§ 200.307 Program income.

(a) General. Non-Federal entities are encouraged to earn income to defray program costs where appropriate.

(b) Cost of generating program income. If authorized by Federal regulations or the Federal award, costs incidental to the generation of program income may be deducted from gross income to determine program income, provided these costs have not been charged to the Federal award.

(c) Governmental revenues. Taxes, special assessments, levies, fines, and other such revenues raised by a non-Federal entity are not program income unless the revenues are specifically identified in the Federal award or Federal awarding agency regulations as program income.

(d) Property. Proceeds from the sale of real property, equipment, or supplies are not program income; such proceeds will be handled in accordance with the requirements of the Property Standards §§ 200.311, 200.313, and 200.314, or as specifically identified in Federal statutes, regulations, or the terms and conditions of the Federal award.

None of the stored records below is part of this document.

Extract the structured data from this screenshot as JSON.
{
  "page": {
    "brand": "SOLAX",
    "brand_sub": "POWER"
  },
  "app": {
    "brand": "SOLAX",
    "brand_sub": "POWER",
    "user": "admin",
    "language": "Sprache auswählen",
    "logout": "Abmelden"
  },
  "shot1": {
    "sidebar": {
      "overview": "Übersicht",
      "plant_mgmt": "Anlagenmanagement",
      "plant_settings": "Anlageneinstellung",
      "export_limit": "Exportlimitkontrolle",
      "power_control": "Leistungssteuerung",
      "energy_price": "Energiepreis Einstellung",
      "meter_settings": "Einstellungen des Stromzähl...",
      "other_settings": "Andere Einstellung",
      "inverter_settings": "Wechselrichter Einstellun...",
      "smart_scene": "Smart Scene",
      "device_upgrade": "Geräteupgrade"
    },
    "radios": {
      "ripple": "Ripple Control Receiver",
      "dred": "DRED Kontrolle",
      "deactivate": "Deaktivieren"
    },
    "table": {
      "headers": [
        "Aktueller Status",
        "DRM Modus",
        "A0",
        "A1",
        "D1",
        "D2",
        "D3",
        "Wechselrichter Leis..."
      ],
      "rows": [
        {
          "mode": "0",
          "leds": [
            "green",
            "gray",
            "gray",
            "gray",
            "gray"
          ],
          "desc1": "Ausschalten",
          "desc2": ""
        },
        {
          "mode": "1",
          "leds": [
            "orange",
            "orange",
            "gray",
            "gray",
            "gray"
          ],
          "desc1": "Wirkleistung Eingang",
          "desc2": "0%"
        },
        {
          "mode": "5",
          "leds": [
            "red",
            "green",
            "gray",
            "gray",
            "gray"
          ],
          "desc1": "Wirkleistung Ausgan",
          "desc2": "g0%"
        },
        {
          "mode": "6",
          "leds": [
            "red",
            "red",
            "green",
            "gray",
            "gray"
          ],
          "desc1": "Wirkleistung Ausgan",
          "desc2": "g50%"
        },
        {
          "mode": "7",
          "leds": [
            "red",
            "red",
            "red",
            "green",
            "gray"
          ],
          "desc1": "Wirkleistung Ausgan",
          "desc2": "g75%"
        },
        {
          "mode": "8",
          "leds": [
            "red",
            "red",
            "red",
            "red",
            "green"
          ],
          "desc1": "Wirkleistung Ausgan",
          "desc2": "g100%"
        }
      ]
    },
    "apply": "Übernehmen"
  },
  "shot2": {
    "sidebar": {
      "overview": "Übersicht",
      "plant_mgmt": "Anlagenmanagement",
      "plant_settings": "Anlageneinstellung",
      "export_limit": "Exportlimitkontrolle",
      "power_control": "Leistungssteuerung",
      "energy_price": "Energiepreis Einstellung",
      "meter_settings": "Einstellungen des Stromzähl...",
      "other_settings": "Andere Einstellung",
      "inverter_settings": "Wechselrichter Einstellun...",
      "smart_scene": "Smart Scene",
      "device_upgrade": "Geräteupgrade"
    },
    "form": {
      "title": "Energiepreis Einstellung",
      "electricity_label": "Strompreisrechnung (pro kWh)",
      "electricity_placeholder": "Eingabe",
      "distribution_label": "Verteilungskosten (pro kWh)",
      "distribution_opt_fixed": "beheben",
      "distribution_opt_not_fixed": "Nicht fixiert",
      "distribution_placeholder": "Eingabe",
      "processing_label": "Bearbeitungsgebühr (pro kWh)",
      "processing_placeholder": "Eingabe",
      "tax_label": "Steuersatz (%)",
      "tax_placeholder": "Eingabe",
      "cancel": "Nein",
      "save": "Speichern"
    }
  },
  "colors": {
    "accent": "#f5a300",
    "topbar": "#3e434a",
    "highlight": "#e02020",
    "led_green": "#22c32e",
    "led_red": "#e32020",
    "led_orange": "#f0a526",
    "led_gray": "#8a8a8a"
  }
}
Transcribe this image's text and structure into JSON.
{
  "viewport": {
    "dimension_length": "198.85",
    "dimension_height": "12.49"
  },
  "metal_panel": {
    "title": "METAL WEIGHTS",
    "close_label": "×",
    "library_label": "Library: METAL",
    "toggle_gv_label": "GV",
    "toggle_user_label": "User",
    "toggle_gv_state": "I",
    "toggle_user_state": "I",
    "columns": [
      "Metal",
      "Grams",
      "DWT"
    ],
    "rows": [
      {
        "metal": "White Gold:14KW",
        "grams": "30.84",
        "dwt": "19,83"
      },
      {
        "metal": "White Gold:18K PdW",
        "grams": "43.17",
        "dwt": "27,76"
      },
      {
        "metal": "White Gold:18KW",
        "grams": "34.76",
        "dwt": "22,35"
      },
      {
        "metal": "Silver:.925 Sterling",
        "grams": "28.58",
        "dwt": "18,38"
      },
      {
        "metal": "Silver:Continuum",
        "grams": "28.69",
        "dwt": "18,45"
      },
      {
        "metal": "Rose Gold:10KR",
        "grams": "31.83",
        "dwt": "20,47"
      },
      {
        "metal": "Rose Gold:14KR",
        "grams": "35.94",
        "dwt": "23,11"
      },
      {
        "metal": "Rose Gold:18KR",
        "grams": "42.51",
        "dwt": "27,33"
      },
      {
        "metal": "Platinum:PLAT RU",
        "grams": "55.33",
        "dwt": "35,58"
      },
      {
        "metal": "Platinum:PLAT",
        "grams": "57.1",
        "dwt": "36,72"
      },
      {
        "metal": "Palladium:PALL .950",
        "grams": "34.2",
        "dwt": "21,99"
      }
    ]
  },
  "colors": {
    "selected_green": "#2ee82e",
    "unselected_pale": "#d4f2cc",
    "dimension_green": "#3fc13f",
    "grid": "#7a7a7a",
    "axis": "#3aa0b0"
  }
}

(e) Use of program income. If the Federal awarding agency does not specify in its regulations or the terms and conditions of the Federal award, or give prior approval for how program income is to be used, paragraph (e)(1) of this section must apply. For Federal awards made to IHEs and nonprofit research institutions, if the Federal awarding agency does not specify in its regulations or the terms and conditions of the Federal award how program income is to be used, paragraph (e)(2) of this section must apply. In specifying alternatives to paragraphs (e)(1) and (2) of this section, the Federal awarding agency may distinguish between income earned by the recipient and income earned by subrecipients and between the sources, kinds, or amounts of income. When the Federal awarding agency authorizes the approaches in paragraphs (e)(2) and (3) of this section, program income in excess of any amounts specified must also be deducted from expenditures.

(1) Deduction. Ordinarily program income must be deducted from total allowable costs to determine the net allowable costs. Program income must be used for current costs unless the Federal awarding agency authorizes otherwise. Program income that the non-Federal entity did not anticipate at the time of the Federal award must be used to reduce the Federal award and non-Federal entity contributions rather than to increase the funds committed to the project.

(2) Addition. With prior approval of the Federal awarding agency (except for IHEs and nonprofit research institutions, as described in this paragraph (e)) program income may be added to the Federal award by the Federal agency and the non-Federal entity. The program income must be used for the purposes and under the conditions of the Federal award.

(3) Cost sharing or matching. With prior approval of the Federal awarding agency, program income may be used to meet the cost sharing or matching requirement of the Federal award. The amount of the Federal award remains the same.

(f) Income after the period of performance. There are no Federal requirements governing the disposition of income earned after the end of the period of performance for the Federal award, unless the Federal awarding agency regulations or the terms and conditions of the Federal award provide otherwise. The Federal awarding agency may negotiate agreements with recipients regarding appropriate uses of income earned after the period of performance as part of the grant closeout process. See also § 200.344.

(g) License fees and royalties. Unless the Federal statute, regulations, or terms and conditions for the Federal award provide otherwise, the non-Federal entity is not accountable to the Federal awarding agency with respect to program income earned from license fees and royalties for copyrighted material, patents, patent applications, trademarks, and inventions made under a Federal award to which 37 CFR part 401 is applicable.